Briefing from ROAPE Volume 3 Number 7
Black Consciousness

Black Consciousness
Vol.3 No.7 (Winter 1976), pp112-117
We present below a series of extracts of documents of the Black Consciousness movement. They articulate a new mood of anger, resistance and militancy, and an unequivocal rejection of white domination in all its forms, political, economic, psychological and cultural. Black consciousness is a term adopted by a range of groupings - notably by SASO, SASM, BPC and BAWU, but also by many other groups as well: theatre and other cultural and community groups, educationalists, journalists, theologians. The Black Consciousness Movement contains within it a whole number of different views and tendencies: there are broad common themes, but no single coherent philosophy.

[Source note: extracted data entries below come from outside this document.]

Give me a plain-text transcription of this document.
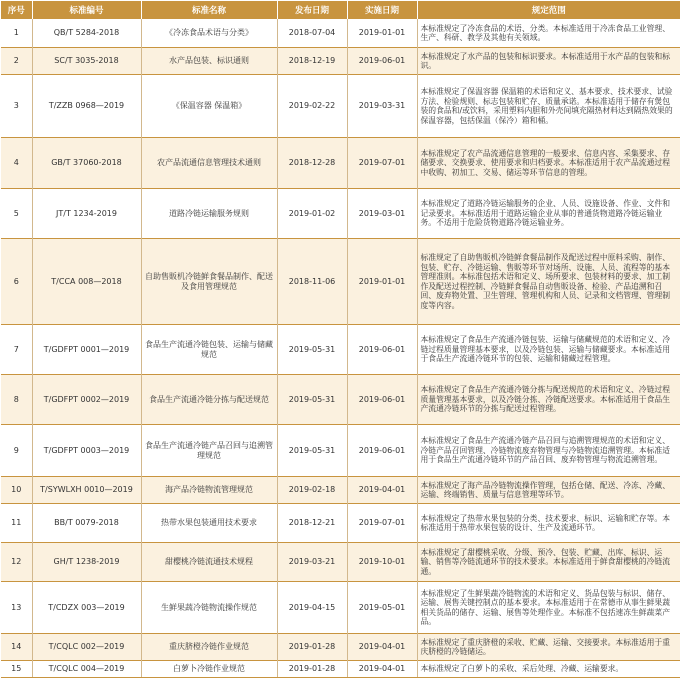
序号	标准编号	标准名称	发布日期	实施日期	规定范围
1	QB/T 5284-2018	《冷冻食品术语与分类》	2018-07-04	2019-01-01	本标准规定了冷冻食品的术语、分类。本标准适用于冷冻食品工业管理、生产、科研、教学及其他有关领域。
2	SC/T 3035-2018	水产品包装、标识通则	2018-12-19	2019-06-01	本标准规定了水产品的包装和标识要求。本标准适用于水产品的包装和标识。
3	T/ZZB 0968—2019	《保温容器 保温箱》	2019-02-22	2019-03-31	本标准规定了保温容器 保温箱的术语和定义、基本要求、技术要求、试验方法、检验规则、标志包装和贮存、质量承诺。本标准适用于储存有煲包装的食品和/或饮料，采用塑料内胆和外壳间填充隔热材料达到隔热效果的保温容器，包括保温（保冷）箱和桶。
4	GB/T 37060-2018	农产品流通信息管理技术通则	2018-12-28	2019-07-01	本标准规定了农产品流通信息管理的一般要求、信息内容、采集要求、存储要求、交换要求、使用要求和归档要求。本标准适用于农产品流通过程中收购、初加工、交易、储运等环节信息的管理。
5	JT/T 1234-2019	道路冷链运输服务规则	2019-01-02	2019-03-01	本标准规定了道路冷链运输服务的企业、人员、设施设备、作业、文件和记录要求。本标准适用于道路运输企业从事的普通货物道路冷链运输业务。不适用于危险货物道路冷链运输业务。
6	T/CCA 008—2018	自助售販机冷链鲜食餐品制作、配送及食用管理规范	2018-11-06	2019-01-01	标准规定了自助售販机冷链鲜食餐品制作及配送过程中原料采购、制作、包装、贮存、冷链运输、售販等环节对场所、设施、人员、流程等的基本管理准则。本标准包括术语和定义、场所要求、包装材料的要求、加工制作及配送过程控制、冷链鲜食餐品自动售販设备、检验、产品追溯和召回、废弃物处置、卫生管理、管理机构和人员、记录和文档管理、管理制度等内容。
7	T/GDFPT 0001—2019	食品生产流通冷链包装、运输与储藏规范	2019-05-31	2019-06-01	本标准规定了食品生产流通冷链包装、运输与储藏规范的术语和定义、冷链过程质量管理基本要求，以及冷链包装、运输与储藏要求。本标准适用于食品生产流通冷链环节的包装、运输和储藏过程管理。
8	T/GDFPT 0002—2019	食品生产流通冷链分拣与配送规范	2019-05-31	2019-06-01	本标准规定了食品生产流通冷链分拣与配送规范的术语和定义、冷链过程质量管理基本要求，以及冷链分拣、冷链配送要求。本标准适用于食品生产流通冷链环节的分拣与配送过程管理。
9	T/GDFPT 0003—2019	食品生产流通冷链产品召回与追溯管理规范	2019-05-31	2019-06-01	本标准规定了食品生产流通冷链产品召回与追溯管理规范的术语和定义、冷链产品召回管理、冷链物流废弃物管理与冷链物流追溯管理。本标准适用于食品生产流通冷链环节的产品召回、废弃物管理与物流追溯管理。
10	T/SYWLXH 0010—2019	海产品冷链物流管理规范	2019-02-18	2019-04-01	本标准规定了海产品冷链物流操作管理，包括仓储、配送、冷冻、冷藏、运输、终端销售、质量与信息管理等环节。
11	BB/T 0079-2018	热带水果包装通用技术要求	2018-12-21	2019-07-01	本标准规定了热带水果包装的分类、技术要求、标识、运输和贮存等。本标准适用于热带水果包装的设计、生产及流通环节。
12	GH/T 1238-2019	甜樱桃冷链流通技术规程	2019-03-21	2019-10-01	本标准规定了甜樱桃采收、分级、预冷、包装、贮藏、出库、标识、运输、销售等冷链流通环节的技术要求。本标准适用于鲜食甜樱桃的冷链流通。
13	T/CDZX 003—2019	生鲜果蔬冷链物流操作规范	2019-04-15	2019-05-01	本标准规定了生鲜果蔬冷链物流的术语和定义、货品包装与标识、储存、运输、展售关键控制点的基本要求。本标准适用于在常德市从事生鲜果蔬相关货品的储存、运输、展售等处理作业。本标准不包括速冻生鲜蔬菜产品。
14	T/CQLC 002—2019	重庆脐橙冷链作业规范	2019-01-28	2019-04-01	本标准规定了重庆脐橙的采收、贮藏、运输、交接要求。本标准适用于重庆脐橙的冷链储运。
15	T/CQLC 004—2019	白萝卜冷链作业规范	2019-01-28	2019-04-01	本标准规定了白萝卜的采收、采后处理、冷藏、运输要求。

It seeks to instil the idea of self-determination in the black community: to restore feelings of pride and dignity to blacks after centuries of racist oppression, to restore to them the knowledge of their own history and to assert their right to make history. Apartheid-inspired institutions are roundly rejected: the Bantustan policy in particular, also Bantu Education and the Urban Bantu Councils - Collaborationists - such as Bantustan leaders - are identified and denounced: the notion of working within the system is rejected. There is a strong identification with national liberation struggles (as evidenced by the pro-FRELIMO rallies on the occasion of Mozambican independence). In line with this, South Africa's detente policy is exposed as a sham. Spokesmen of the movement do not advocate the need for armed struggle - which would of course court immediate reprisal from the State - they speak of the need for blacks to come together and close ranks. White paternalism is rejected and white radicals are exhorted to show their support by playing an enabling role (see BAWU piece below). Clearly there are differences of approach to the question of political organisation, tactics, and armed struggle itself. There are also differences about the character of South Africa's economy and class formation - it is here, perhaps, that the Black Consciousness movement is least coherent or unified, in its ideology as much as in its practice. Some espouse a philosophy of black communalism, or humanism, while others envisage a struggle against capitalism and imperialism.